Born in Arezzo, Italy, his family immigrated to Canada in 1952. Di Cicco was brought up in several North American cities, among them Baltimore, Maryland, Montreal, Quebec and Toronto, Ontario. In the early 1970s he attended the University of Toronto. While working part-time as a bartender at the university, he began to publish poems in little magazines. He has since written 13 books of poetry and in 1978 edited a volume of verse by Italian-Canadian poets, Roman Candles which became a seminal volume for the birth of Italian-Canadian literature.

His poems, consisting of deep images in stanzas of free verse - with lines consisting of irregular numbers of syllables and (hypothetical) feet - often referred to di Cicco's immigrant and Italian-family experiences. In books like Flying Deeper Into the Century (1982) and The Tough Romance (1979) he communicated a modern, sensitive awareness of the confusing welter of 20th-century life.

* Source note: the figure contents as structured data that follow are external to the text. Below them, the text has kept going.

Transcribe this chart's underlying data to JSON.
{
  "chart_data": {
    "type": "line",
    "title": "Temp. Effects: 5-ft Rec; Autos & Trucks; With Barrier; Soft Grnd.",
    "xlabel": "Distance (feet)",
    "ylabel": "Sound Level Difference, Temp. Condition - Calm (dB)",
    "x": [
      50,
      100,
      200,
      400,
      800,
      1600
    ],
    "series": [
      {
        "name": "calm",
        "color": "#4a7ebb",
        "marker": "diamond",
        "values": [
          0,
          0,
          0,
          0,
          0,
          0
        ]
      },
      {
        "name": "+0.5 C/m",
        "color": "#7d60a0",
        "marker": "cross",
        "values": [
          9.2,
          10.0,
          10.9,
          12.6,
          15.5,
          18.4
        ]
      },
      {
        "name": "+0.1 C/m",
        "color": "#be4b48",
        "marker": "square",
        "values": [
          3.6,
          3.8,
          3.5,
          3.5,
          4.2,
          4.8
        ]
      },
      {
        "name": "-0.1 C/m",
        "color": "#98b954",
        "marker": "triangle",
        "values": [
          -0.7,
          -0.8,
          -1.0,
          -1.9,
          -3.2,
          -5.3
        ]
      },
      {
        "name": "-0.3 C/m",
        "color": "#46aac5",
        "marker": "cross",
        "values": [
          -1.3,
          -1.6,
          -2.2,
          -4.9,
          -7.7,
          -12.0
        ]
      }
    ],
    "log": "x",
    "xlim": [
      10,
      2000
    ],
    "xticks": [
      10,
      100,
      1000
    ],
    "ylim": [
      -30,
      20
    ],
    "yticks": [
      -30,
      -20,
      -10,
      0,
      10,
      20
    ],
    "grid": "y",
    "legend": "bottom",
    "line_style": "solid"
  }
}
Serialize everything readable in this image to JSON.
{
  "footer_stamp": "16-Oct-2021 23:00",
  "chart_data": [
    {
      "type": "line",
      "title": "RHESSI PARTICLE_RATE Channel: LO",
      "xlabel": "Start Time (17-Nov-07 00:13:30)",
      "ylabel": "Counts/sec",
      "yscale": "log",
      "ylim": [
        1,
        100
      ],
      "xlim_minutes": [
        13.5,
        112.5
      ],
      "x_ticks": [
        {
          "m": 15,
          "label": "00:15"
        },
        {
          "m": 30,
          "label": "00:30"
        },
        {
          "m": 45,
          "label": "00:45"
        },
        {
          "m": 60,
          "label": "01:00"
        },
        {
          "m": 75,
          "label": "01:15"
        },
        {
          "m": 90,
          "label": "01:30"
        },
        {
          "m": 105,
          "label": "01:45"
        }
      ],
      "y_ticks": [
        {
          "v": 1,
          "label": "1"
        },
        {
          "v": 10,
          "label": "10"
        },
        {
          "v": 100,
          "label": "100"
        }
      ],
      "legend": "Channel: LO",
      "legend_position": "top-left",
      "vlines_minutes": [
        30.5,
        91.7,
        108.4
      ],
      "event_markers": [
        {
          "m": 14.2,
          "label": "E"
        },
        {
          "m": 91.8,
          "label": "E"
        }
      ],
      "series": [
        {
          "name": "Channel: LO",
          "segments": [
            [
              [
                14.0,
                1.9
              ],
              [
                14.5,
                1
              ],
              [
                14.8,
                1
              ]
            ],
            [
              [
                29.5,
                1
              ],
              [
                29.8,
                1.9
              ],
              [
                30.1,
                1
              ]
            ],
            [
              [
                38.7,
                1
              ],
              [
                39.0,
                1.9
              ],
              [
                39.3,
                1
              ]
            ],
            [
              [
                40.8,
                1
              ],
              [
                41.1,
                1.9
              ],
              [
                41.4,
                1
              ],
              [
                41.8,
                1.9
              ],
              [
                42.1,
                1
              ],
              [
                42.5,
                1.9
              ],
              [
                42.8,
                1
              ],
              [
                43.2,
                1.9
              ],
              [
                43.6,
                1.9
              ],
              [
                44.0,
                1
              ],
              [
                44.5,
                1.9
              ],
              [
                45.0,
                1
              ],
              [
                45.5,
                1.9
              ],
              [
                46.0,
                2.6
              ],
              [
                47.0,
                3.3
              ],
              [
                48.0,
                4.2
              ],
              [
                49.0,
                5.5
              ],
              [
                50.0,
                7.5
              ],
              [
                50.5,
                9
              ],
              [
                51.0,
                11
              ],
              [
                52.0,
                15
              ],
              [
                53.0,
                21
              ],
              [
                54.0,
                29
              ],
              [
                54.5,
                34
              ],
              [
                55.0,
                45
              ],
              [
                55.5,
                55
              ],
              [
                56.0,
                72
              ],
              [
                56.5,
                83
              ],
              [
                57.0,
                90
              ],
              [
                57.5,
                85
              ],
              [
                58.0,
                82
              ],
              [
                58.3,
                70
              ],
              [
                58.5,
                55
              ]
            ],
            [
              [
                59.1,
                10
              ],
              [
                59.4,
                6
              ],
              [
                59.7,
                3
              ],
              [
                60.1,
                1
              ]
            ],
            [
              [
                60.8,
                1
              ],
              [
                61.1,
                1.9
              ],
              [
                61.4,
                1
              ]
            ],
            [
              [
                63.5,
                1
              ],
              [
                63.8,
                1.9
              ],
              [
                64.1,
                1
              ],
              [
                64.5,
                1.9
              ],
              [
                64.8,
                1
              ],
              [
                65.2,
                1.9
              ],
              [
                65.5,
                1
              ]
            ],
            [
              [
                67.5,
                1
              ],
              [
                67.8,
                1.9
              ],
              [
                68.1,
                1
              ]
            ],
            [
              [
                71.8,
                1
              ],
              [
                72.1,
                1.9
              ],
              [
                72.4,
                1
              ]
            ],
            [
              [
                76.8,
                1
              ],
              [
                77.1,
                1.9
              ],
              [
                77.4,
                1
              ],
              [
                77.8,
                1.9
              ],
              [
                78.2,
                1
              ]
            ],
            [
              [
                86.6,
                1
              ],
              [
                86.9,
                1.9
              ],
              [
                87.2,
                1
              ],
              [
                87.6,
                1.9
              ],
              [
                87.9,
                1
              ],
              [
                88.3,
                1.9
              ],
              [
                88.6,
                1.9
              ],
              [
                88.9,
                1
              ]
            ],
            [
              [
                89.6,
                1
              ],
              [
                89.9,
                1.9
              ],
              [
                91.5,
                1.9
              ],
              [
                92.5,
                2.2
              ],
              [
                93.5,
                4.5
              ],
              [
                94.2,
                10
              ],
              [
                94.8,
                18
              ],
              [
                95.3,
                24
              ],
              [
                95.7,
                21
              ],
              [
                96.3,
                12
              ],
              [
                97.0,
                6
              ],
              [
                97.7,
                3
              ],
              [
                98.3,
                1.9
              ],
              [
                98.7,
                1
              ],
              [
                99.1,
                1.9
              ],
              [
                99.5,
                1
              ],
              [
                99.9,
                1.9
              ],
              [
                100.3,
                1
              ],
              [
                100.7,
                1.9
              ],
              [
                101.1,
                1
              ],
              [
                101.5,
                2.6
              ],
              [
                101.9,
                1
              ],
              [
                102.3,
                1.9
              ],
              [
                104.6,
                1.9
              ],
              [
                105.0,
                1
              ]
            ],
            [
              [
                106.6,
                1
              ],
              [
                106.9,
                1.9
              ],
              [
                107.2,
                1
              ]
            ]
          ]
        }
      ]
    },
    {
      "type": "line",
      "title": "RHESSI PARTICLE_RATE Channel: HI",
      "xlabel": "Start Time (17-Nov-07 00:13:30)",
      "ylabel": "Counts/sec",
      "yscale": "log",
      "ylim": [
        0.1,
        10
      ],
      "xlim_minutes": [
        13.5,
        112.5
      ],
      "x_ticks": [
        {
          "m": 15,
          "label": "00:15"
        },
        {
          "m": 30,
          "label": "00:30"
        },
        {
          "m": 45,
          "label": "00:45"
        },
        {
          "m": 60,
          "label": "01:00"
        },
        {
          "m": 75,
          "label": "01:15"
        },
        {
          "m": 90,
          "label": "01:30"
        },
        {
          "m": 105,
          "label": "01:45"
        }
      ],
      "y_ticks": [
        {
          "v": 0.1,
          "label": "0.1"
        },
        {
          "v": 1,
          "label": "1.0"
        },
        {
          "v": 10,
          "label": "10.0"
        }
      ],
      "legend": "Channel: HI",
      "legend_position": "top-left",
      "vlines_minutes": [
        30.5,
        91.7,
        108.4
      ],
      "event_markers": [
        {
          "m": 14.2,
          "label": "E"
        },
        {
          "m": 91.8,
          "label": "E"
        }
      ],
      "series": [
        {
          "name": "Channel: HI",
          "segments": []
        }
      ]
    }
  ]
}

Di Cicco's unmetrical but imagistic lines flowed on, often with cumulative power, to release their tension at the end of their stanzas.

Di Cicco gradually felt called to a Catholic religious life. Reducing his output of verse, he spent a period in an Augustinian monastery north of Toronto. Di Cicco then undertook religious studies and became a friar with a parish in Brampton, Ontario. In the 1990s he resumed writing and publishing poems, producing a selected volume and several others. In 2005, he was chosen Poet Laureate of Toronto; he published a poem weekly in The Toronto Star Sunday newspaper. In 2004-5 he taught at the University of Toronto. The writer and critic Joseph Pivato edited, Pier Giorgio Di Cicco: Essays on His Works(2011), an important analysis of his poetry.

Di Cicco is currently an avid futurologist. His specific interests revolve around theories of electromagnetism and the practical uses of such in our daily lives. He also frequently discusses the beauty of cyberspace, and the vast sense of interconnectedness it has imparted upon our lives. Accordingly, he is an ardent fan of the pervasiveness of modern technologies where the cell phone, in his opinion, "is the best invention since sliced bread."